In all seriousness, you can see where I land on both sides of this issue. As the internet gets more soaked with ever-increasing mounds of data, it's becoming much more difficult to synthesize that data into meaningful insight. Thus, the name change of our company to Automated Insights. We weren't trying to replace writers, because, at the highest levels, A.I. is not good at that. Mechanically, yes. The thoughtful soul-having part? Not one bit.

We were trying to replace data scientists, and we were successful at that. We crunched data into words that could relate the what of the event, not the why. Gen-A.I., for all its magic, still isn't very good at the why. Will it be someday?
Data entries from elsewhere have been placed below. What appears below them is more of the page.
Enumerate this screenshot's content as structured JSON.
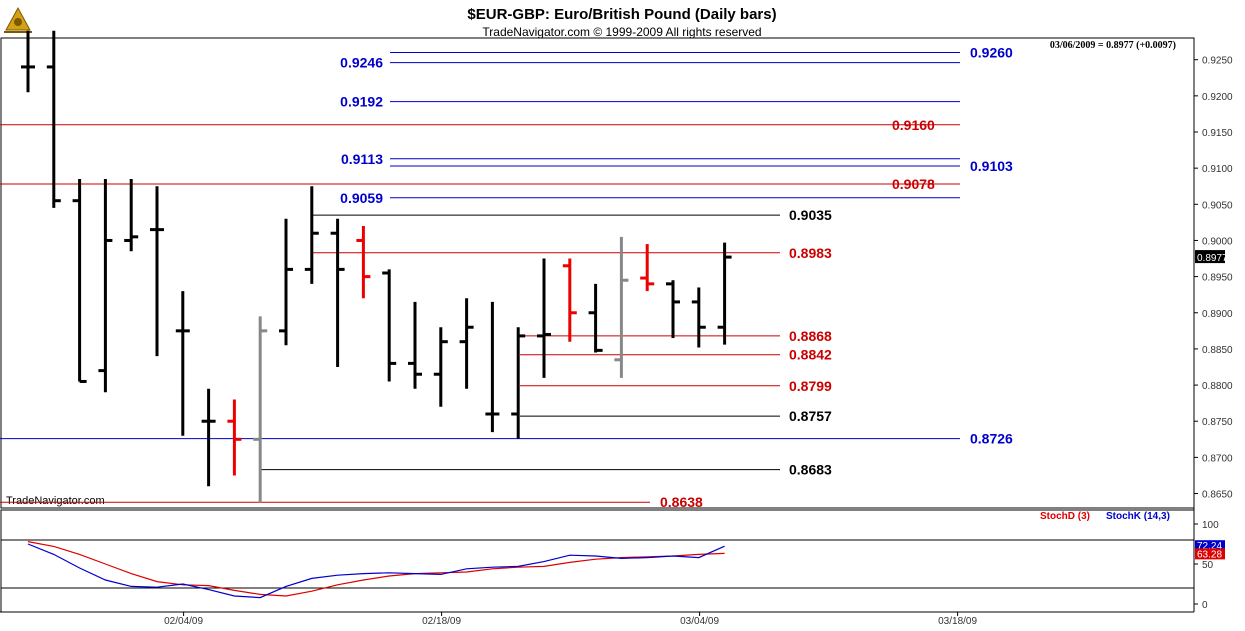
{
  "header": {
    "title": "$EUR-GBP:  Euro/British Pound  (Daily bars)",
    "subtitle": "TradeNavigator.com © 1999-2009 All rights reserved",
    "quote": "03/06/2009 = 0.8977 (+0.0097)",
    "watermark": "TradeNavigator.com",
    "logo_icon": "sextant-icon"
  },
  "chart_data": [
    {
      "type": "bar",
      "subtype": "ohlc",
      "title": "$EUR-GBP:  Euro/British Pound  (Daily bars)",
      "ylim": [
        0.863,
        0.928
      ],
      "y_ticks": [
        "0.9250",
        "0.9200",
        "0.9150",
        "0.9100",
        "0.9050",
        "0.9000",
        "0.8950",
        "0.8900",
        "0.8850",
        "0.8800",
        "0.8750",
        "0.8700",
        "0.8650"
      ],
      "x_tick_labels": [
        "02/04/09",
        "02/18/09",
        "03/04/09",
        "03/18/09"
      ],
      "x_tick_index": [
        7,
        17,
        27,
        37
      ],
      "last_price_label": "0.8977",
      "colors": {
        "up": "#000000",
        "down_red": "#ee0000",
        "doji_gray": "#888888"
      },
      "bars": [
        {
          "i": 0,
          "o": 0.924,
          "h": 0.929,
          "l": 0.9205,
          "c": 0.924,
          "color": "#000000"
        },
        {
          "i": 1,
          "o": 0.924,
          "h": 0.929,
          "l": 0.9045,
          "c": 0.9055,
          "color": "#000000"
        },
        {
          "i": 2,
          "o": 0.9055,
          "h": 0.9085,
          "l": 0.8805,
          "c": 0.8805,
          "color": "#000000"
        },
        {
          "i": 3,
          "o": 0.882,
          "h": 0.9085,
          "l": 0.879,
          "c": 0.9,
          "color": "#000000"
        },
        {
          "i": 4,
          "o": 0.9,
          "h": 0.9085,
          "l": 0.8985,
          "c": 0.9005,
          "color": "#000000"
        },
        {
          "i": 5,
          "o": 0.9015,
          "h": 0.9075,
          "l": 0.884,
          "c": 0.9015,
          "color": "#000000"
        },
        {
          "i": 6,
          "o": 0.8875,
          "h": 0.893,
          "l": 0.873,
          "c": 0.8875,
          "color": "#000000"
        },
        {
          "i": 7,
          "o": 0.875,
          "h": 0.8795,
          "l": 0.866,
          "c": 0.875,
          "color": "#000000"
        },
        {
          "i": 8,
          "o": 0.875,
          "h": 0.878,
          "l": 0.8675,
          "c": 0.8725,
          "color": "#ee0000"
        },
        {
          "i": 9,
          "o": 0.8725,
          "h": 0.8895,
          "l": 0.8638,
          "c": 0.8875,
          "color": "#888888"
        },
        {
          "i": 10,
          "o": 0.8875,
          "h": 0.903,
          "l": 0.8855,
          "c": 0.896,
          "color": "#000000"
        },
        {
          "i": 11,
          "o": 0.896,
          "h": 0.9075,
          "l": 0.894,
          "c": 0.901,
          "color": "#000000"
        },
        {
          "i": 12,
          "o": 0.901,
          "h": 0.903,
          "l": 0.8825,
          "c": 0.896,
          "color": "#000000"
        },
        {
          "i": 13,
          "o": 0.9,
          "h": 0.902,
          "l": 0.892,
          "c": 0.895,
          "color": "#ee0000"
        },
        {
          "i": 14,
          "o": 0.8955,
          "h": 0.896,
          "l": 0.8805,
          "c": 0.883,
          "color": "#000000"
        },
        {
          "i": 15,
          "o": 0.883,
          "h": 0.8915,
          "l": 0.8795,
          "c": 0.8815,
          "color": "#000000"
        },
        {
          "i": 16,
          "o": 0.8815,
          "h": 0.888,
          "l": 0.877,
          "c": 0.886,
          "color": "#000000"
        },
        {
          "i": 17,
          "o": 0.886,
          "h": 0.892,
          "l": 0.8795,
          "c": 0.888,
          "color": "#000000"
        },
        {
          "i": 18,
          "o": 0.876,
          "h": 0.8915,
          "l": 0.8735,
          "c": 0.876,
          "color": "#000000"
        },
        {
          "i": 19,
          "o": 0.876,
          "h": 0.888,
          "l": 0.8726,
          "c": 0.8868,
          "color": "#000000"
        },
        {
          "i": 20,
          "o": 0.8868,
          "h": 0.8975,
          "l": 0.881,
          "c": 0.887,
          "color": "#000000"
        },
        {
          "i": 21,
          "o": 0.8965,
          "h": 0.8975,
          "l": 0.886,
          "c": 0.89,
          "color": "#ee0000"
        },
        {
          "i": 22,
          "o": 0.89,
          "h": 0.894,
          "l": 0.8845,
          "c": 0.8848,
          "color": "#000000"
        },
        {
          "i": 23,
          "o": 0.8835,
          "h": 0.9005,
          "l": 0.881,
          "c": 0.8945,
          "color": "#888888"
        },
        {
          "i": 24,
          "o": 0.8948,
          "h": 0.8995,
          "l": 0.893,
          "c": 0.894,
          "color": "#ee0000"
        },
        {
          "i": 25,
          "o": 0.894,
          "h": 0.8945,
          "l": 0.8865,
          "c": 0.8915,
          "color": "#000000"
        },
        {
          "i": 26,
          "o": 0.8915,
          "h": 0.8935,
          "l": 0.8852,
          "c": 0.888,
          "color": "#000000"
        },
        {
          "i": 27,
          "o": 0.888,
          "h": 0.8997,
          "l": 0.8856,
          "c": 0.8977,
          "color": "#000000"
        }
      ],
      "levels": [
        {
          "value": 0.926,
          "label": "0.9260",
          "color": "#0000cc",
          "span": "right"
        },
        {
          "value": 0.9246,
          "label": "0.9246",
          "color": "#0000cc",
          "span": "left"
        },
        {
          "value": 0.9192,
          "label": "0.9192",
          "color": "#0000cc",
          "span": "left"
        },
        {
          "value": 0.916,
          "label": "0.9160",
          "color": "#cc0000",
          "span": "full"
        },
        {
          "value": 0.9113,
          "label": "0.9113",
          "color": "#0000cc",
          "span": "left"
        },
        {
          "value": 0.9103,
          "label": "0.9103",
          "color": "#0000cc",
          "span": "right"
        },
        {
          "value": 0.9078,
          "label": "0.9078",
          "color": "#cc0000",
          "span": "full"
        },
        {
          "value": 0.9059,
          "label": "0.9059",
          "color": "#0000cc",
          "span": "left"
        },
        {
          "value": 0.9035,
          "label": "0.9035",
          "color": "#000000",
          "span": "mid"
        },
        {
          "value": 0.8983,
          "label": "0.8983",
          "color": "#cc0000",
          "span": "mid"
        },
        {
          "value": 0.8868,
          "label": "0.8868",
          "color": "#cc0000",
          "span": "mid"
        },
        {
          "value": 0.8842,
          "label": "0.8842",
          "color": "#cc0000",
          "span": "mid"
        },
        {
          "value": 0.8799,
          "label": "0.8799",
          "color": "#cc0000",
          "span": "mid"
        },
        {
          "value": 0.8757,
          "label": "0.8757",
          "color": "#000000",
          "span": "mid"
        },
        {
          "value": 0.8726,
          "label": "0.8726",
          "color": "#0000cc",
          "span": "right"
        },
        {
          "value": 0.8683,
          "label": "0.8683",
          "color": "#000000",
          "span": "mid"
        },
        {
          "value": 0.8638,
          "label": "0.8638",
          "color": "#cc0000",
          "span": "low"
        }
      ]
    },
    {
      "type": "line",
      "ylim": [
        0,
        100
      ],
      "y_ticks": [
        "100",
        "50",
        "0"
      ],
      "reference_lines": [
        80,
        20
      ],
      "legend": [
        {
          "name": "StochD (3)",
          "color": "#dd0000"
        },
        {
          "name": "StochK (14,3)",
          "color": "#0000cc"
        }
      ],
      "value_labels": [
        "63.28",
        "72.24"
      ],
      "series": [
        {
          "name": "StochD (3)",
          "color": "#dd0000",
          "values": [
            78,
            72,
            62,
            50,
            38,
            28,
            24,
            23,
            17,
            12,
            10,
            16,
            24,
            30,
            35,
            38,
            39,
            40,
            44,
            46,
            47,
            52,
            56,
            58,
            59,
            60,
            62,
            63.28
          ]
        },
        {
          "name": "StochK (14,3)",
          "color": "#0000cc",
          "values": [
            75,
            62,
            45,
            30,
            22,
            21,
            25,
            18,
            10,
            8,
            22,
            32,
            36,
            38,
            39,
            38,
            37,
            44,
            46,
            47,
            53,
            61,
            60,
            57,
            58,
            60,
            58,
            72.24
          ]
        }
      ]
    }
  ]
}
Maybe. But it isn't now.

So even if, even if, we accept the premise of using an institutional brand to sell content real estate to foot massager manufacturers to publish questionable reviews with affiliate links, the writer is supposed to tell us why we should buy that foot massager, based on their experience with this particular foot massager and many other foot massagers.

I'm just saying I want some podiatry with my review. This use case gives generative A.I. a terrible, awful, not-very-good name. 

Baring My Human Soul

On the flip side, I'm also a creator. I write a lot, I do videos now, and before I became an entrepreneur I was on my way to being a full-time rock star (at least in my misguided future vision). And when I sit down to create something, my primary intention is to create something good. 

Man, I know advertising has always blurred the lines between creating for the sake of art and creating for the sake of commerce. I'm not naive enough to believe that the former can exist without the latter, but I'm also not jaded enough to believe we should accept the latter without any hint of the former. 

"Good" content from generative A.I. is not free. It's not even cheap -- a hard fact that OpenAI is having to come to grips with pretty quickly now. Admittedly, SI stopped paying for the Frank Deford level of quality content decades ago. And maybe Gen-Z or the next wave of kids after them is going to fully embrace the notion of trusting an attractive avatar with their life decisions.

But there is data aggregation, which is fine. There is an automated recommendation, which is fine. And then there's duping millions of people into thinking A.I. has a soul. 

That's wrong. And the creator in me will die on that hill.